Gökçek 'Benim hayatta en önem verdiğim şey anne ve babaya saygıdır. Bir arkadaş, dost ve evlenecek bir hanım da bulabiliriz ama maalesef bir tane anne ve baba var. Ben elimden geldiği kadar onlarla bir arada olmaya ve ilgilenmeye çalışıyorum.Fakat hem bizim işimizin yoğunluğu hem de onların yoğunluğundan dolayı görüşmelerimiz nadir oluyor. Bizim valide matematik öğretmenidir daha sonrada sivil toplum kuruluşlarında çalışmaya başladı. Kendisinden Allah razı olsun her akşam bir fakir fukaranın evinde onlara yardımcı olmaya çalışıyor. Beyaz Tv'de Cumartesi günleri Uzat Elini adlı bir programı yapıyorlar.' dedi.

'ANKARA BİZİM EVİN 3.EVLADI'

Çocukluğu döneminde uslu birisi olmadığını hatırladığını ifade eden Gökçek siyasi bir aile de yaşamanın bir takım zorlukları olduğunu belirtti. Gökçek 'Babam Ankara Büyükşehir Belediye Başkanı .. Ankara bizim evin 3.evladı gibidir. Babam için ağabeyimle ben varım ama Ankara'da bir evlad gibi. Babam insanların hayatlarını güzelleştirmek onların yaşam standarlarını yükseltmek için zaman harcıyor. Buna da saygı duymak lazım. Normal ailelerde olduğu gibi biz de oturup her birlikte yemek yiyemedik. Vatan ve millet için bir şeyler yaptığı için bizim için bu durumlar çok normal hale geldi' dedi.



DİZİLER VE YOZLAŞMA

Batı kültüründen etkilenilmesinin topluma zarar verdiğini düşünen Gökçek  'Bekarlığa veda partisi hoş görülüyor ama elimize kına yakmak pek hoş görünmüyor kızlar arasında. Maalesef belli bir kesim eline kına yakmanın bir kroluk olduğu düşünür şekilde görüşleri var. Bir toplumun örfünü adetini ve dilini kaybetmesi demek insanın kendisini kaybetmesi demek. Biz bunlarla var olduk ve bunlarla yaşıyoruz. Gelecekteki nesillere de bunları göstermemiz gerekiyor. Türkiye'deki herkes televizyon izliyor. Bu izleyenlere sürekli olarak bir örf ve adetlerini anlatmaya çalışıyorsunuz. İnsanlar ister istemez onun ne kadar önemli olduğunu hayatındaki yerinin ne kadar önemli olduğunu görmeye başlıyorlar ve onunla ilgilenmeye başlıyorlar. Özellikel yeni yetişen gençliğe bekarlığa veda partisinin çok hoş gözüktüğü bir ortamı anlatmaya başlarsanız insanlar bunu almaya başlıyorlar. Bütün medya mensuplarına çok büyük görevler düşüyor. Türkiye'deki bazı dizilerin bizim örfümüz adetimiz ile hiçbir ilgisi ve alakası yok. Bizi maalesef sanki başka insanlarmış gibi gösteren diziler izliyoruz. Tabiî ki bunların topluma zararı çok fazla. Bunun yanı sıra aile bağlarını çok güzel gösteren dizilerde var. İzleyiciler eğer bunlara rağbet göstermez ise bu diziler tutunamazlar.' dedi.

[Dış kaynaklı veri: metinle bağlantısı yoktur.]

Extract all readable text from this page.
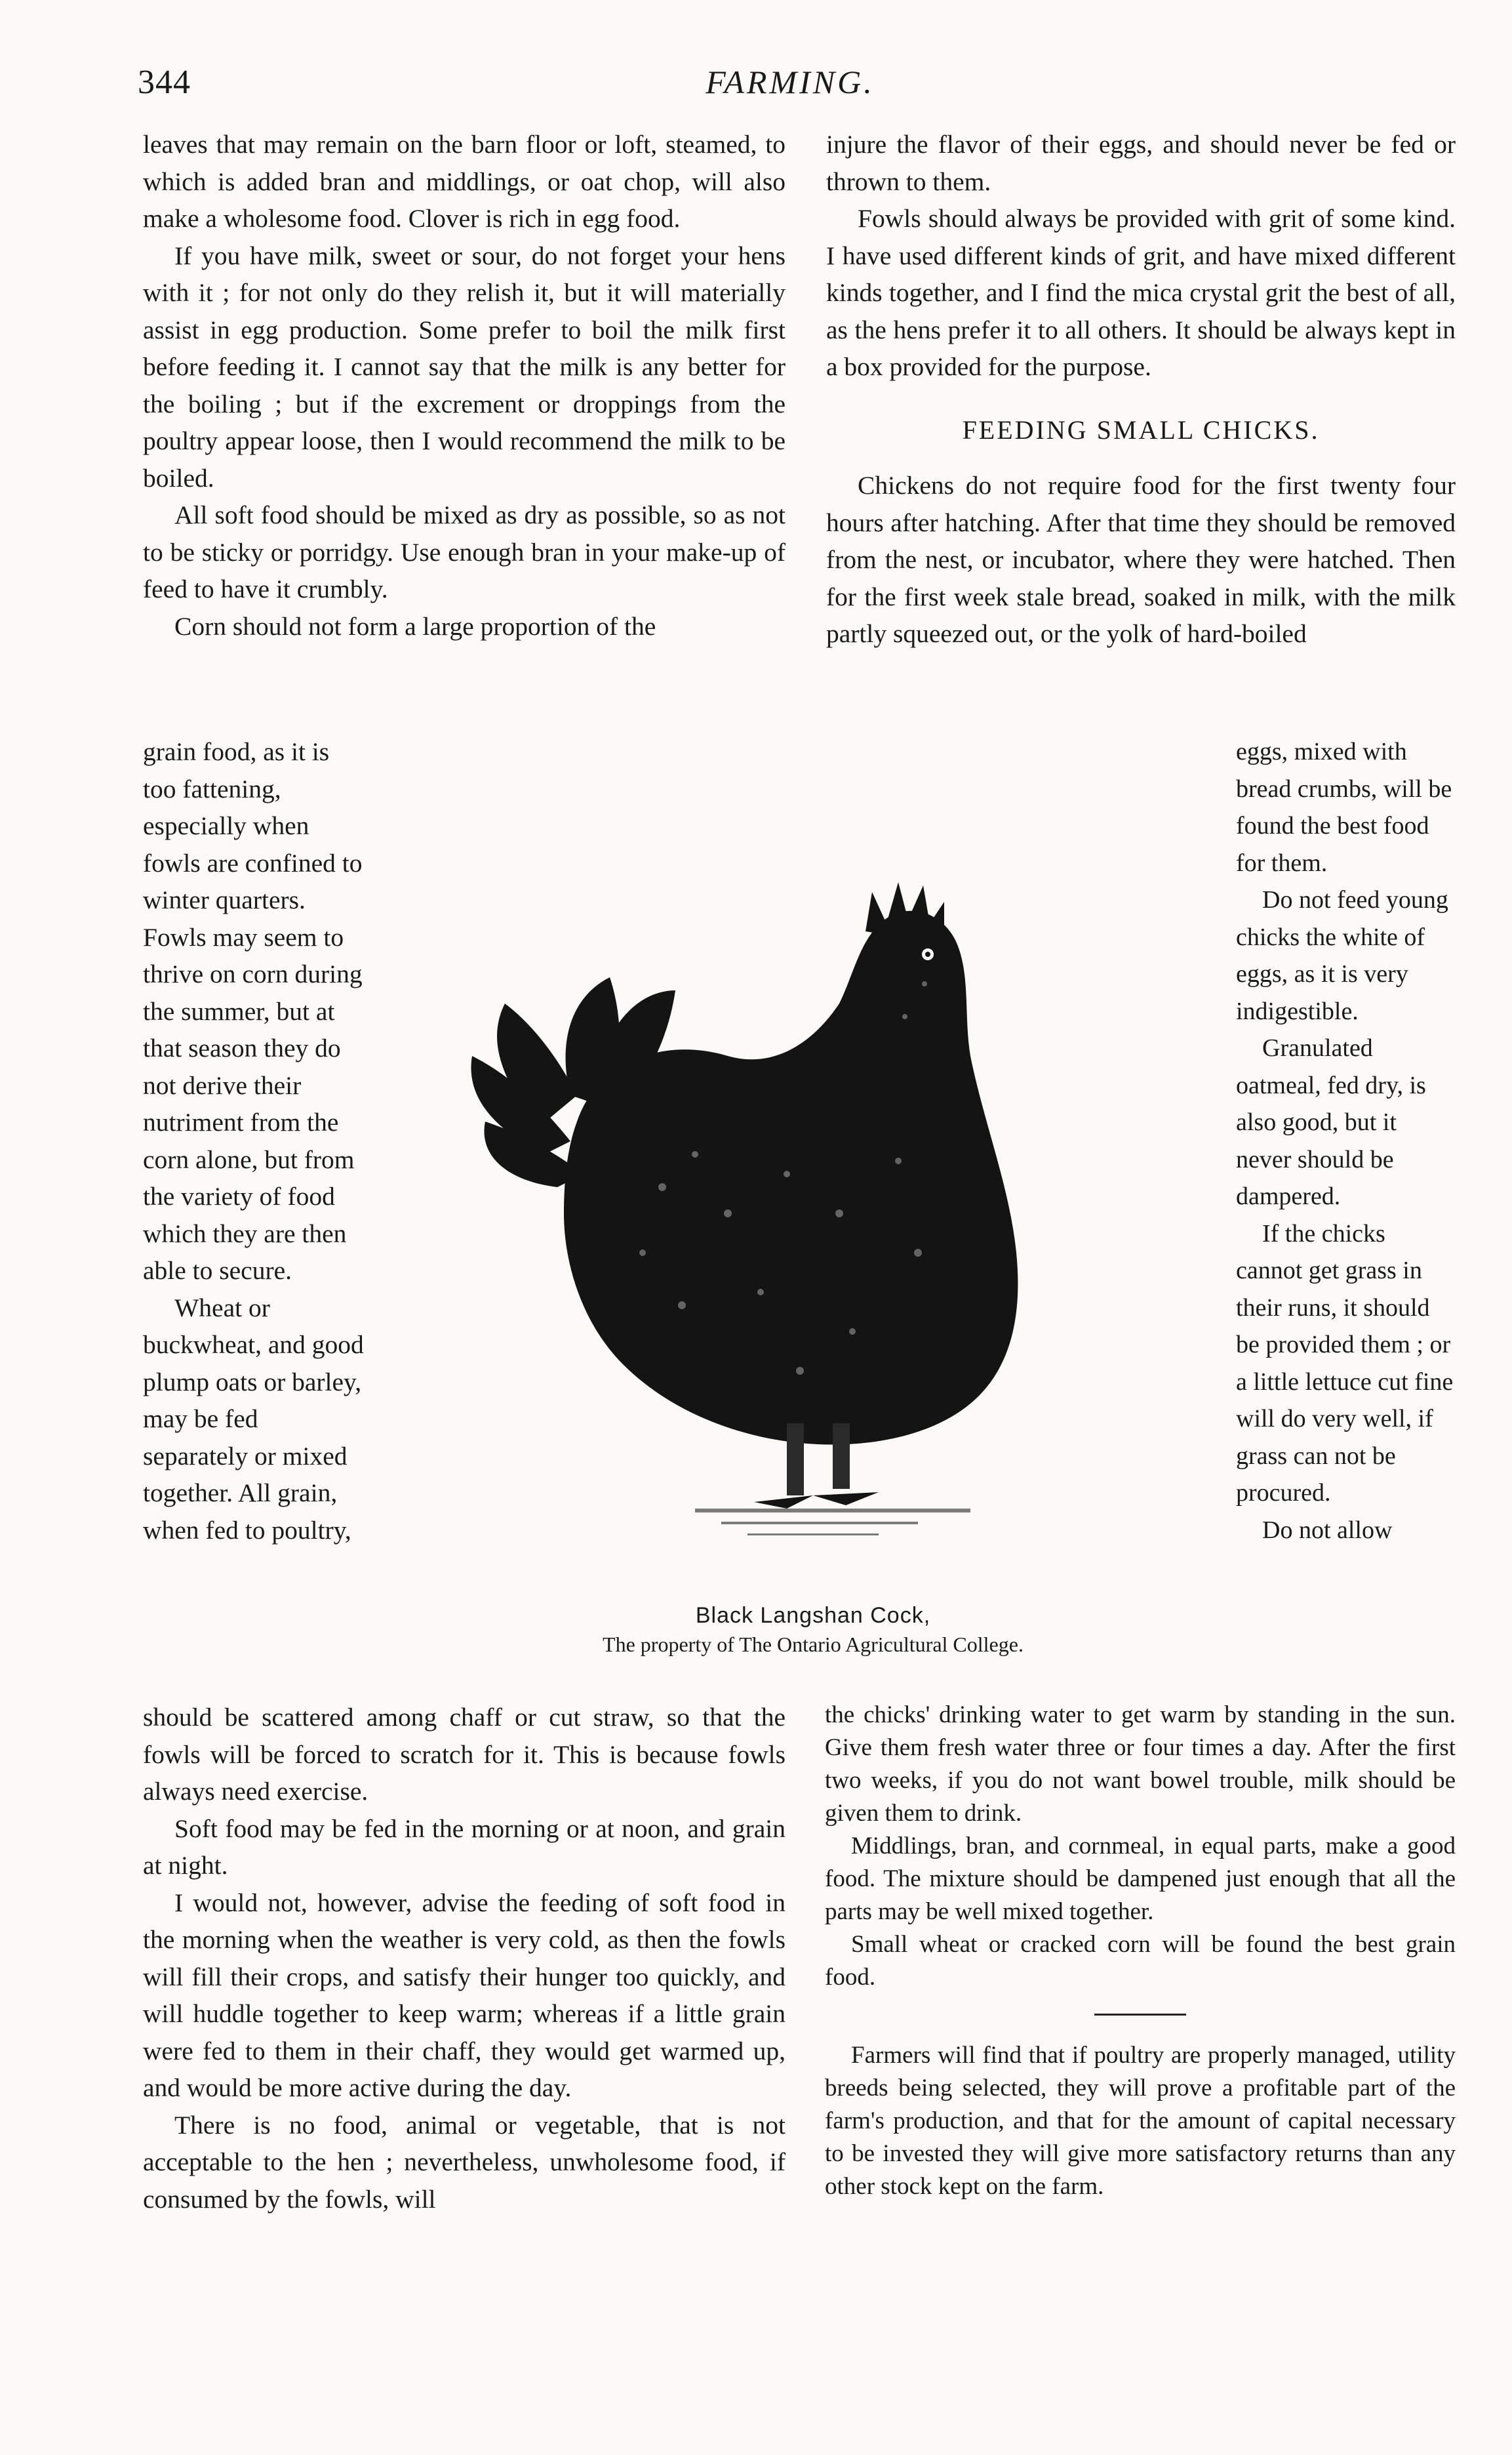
344	FARMING.

leaves that may remain on the barn floor or loft, steamed, to which is added bran and middlings, or oat chop, will also make a wholesome food. Clover is rich in egg food.

If you have milk, sweet or sour, do not forget your hens with it ; for not only do they relish it, but it will materially assist in egg production. Some prefer to boil the milk first before feeding it. I cannot say that the milk is any better for the boiling ; but if the excrement or droppings from the poultry appear loose, then I would recommend the milk to be boiled.

All soft food should be mixed as dry as possible, so as not to be sticky or porridgy. Use enough bran in your make-up of feed to have it crumbly.

Corn should not form a large proportion of the

grain food, as it is too fattening, especially when fowls are confined to winter quarters. Fowls may seem to thrive on corn during the summer, but at that season they do not derive their nutriment from the corn alone, but from the variety of food which they are then able to secure.

Wheat or buckwheat, and good plump oats or barley, may be fed separately or mixed together. All grain, when fed to poultry,

should be scattered among chaff or cut straw, so that the fowls will be forced to scratch for it. This is because fowls always need exercise.

Soft food may be fed in the morning or at noon, and grain at night.

I would not, however, advise the feeding of soft food in the morning when the weather is very cold, as then the fowls will fill their crops, and satisfy their hunger too quickly, and will huddle together to keep warm; whereas if a little grain were fed to them in their chaff, they would get warmed up, and would be more active during the day.

There is no food, animal or vegetable, that is not acceptable to the hen ; nevertheless, unwholesome food, if consumed by the fowls, will

injure the flavor of their eggs, and should never be fed or thrown to them.

Fowls should always be provided with grit of some kind. I have used different kinds of grit, and have mixed different kinds together, and I find the mica crystal grit the best of all, as the hens prefer it to all others. It should be always kept in a box provided for the purpose.

FEEDING SMALL CHICKS.

Chickens do not require food for the first twenty four hours after hatching. After that time they should be removed from the nest, or incubator, where they were hatched. Then for the first week stale bread, soaked in milk, with the milk partly squeezed out, or the yolk of hard-boiled

eggs, mixed with bread crumbs, will be found the best food for them.

Do not feed young chicks the white of eggs, as it is very indigestible.

Granulated oatmeal, fed dry, is also good, but it never should be dampered.

If the chicks cannot get grass in their runs, it should be provided them ; or a little lettuce cut fine will do very well, if grass can not be procured.

Do not allow

the chicks' drinking water to get warm by standing in the sun. Give them fresh water three or four times a day. After the first two weeks, if you do not want bowel trouble, milk should be given them to drink.

Middlings, bran, and cornmeal, in equal parts, make a good food. The mixture should be dampened just enough that all the parts may be well mixed together.

Small wheat or cracked corn will be found the best grain food.

Farmers will find that if poultry are properly managed, utility breeds being selected, they will prove a profitable part of the farm's production, and that for the amount of capital necessary to be invested they will give more satisfactory returns than any other stock kept on the farm.

Black Langshan Cock,
The property of The Ontario Agricultural College.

'TÜRK SİNEMASI DÜNYA İLE YARIŞMALI'

Türk sineması da dünya ile rekabet edecek düzeye henüz gelemediği belirten Gökçek 'Bizim hangi filmimiz Oscar ödülü aldı? Bizim hangi filmimiz dünya çapında çok ciddi gişeler elde etti? Bizim ülkemizde bu işleri başaracak çok ciddi isimler var. Bunları ilerletmeleri için bir takım desteklere ihtiyaçları var. Ülkemizde maliyetli bir iş çıkartılsa acaba muhalefet ne diyecek? Siz bu paraları çar-çur mu ettiniz diyecekler ? İnşallah böyle bir destek kanunu çıkarsa muhalefet dahil herkesin destek vermesi lazım. Sinema da dünya ile yarışabilir hale gelmemiz lazım.' diye konuştu.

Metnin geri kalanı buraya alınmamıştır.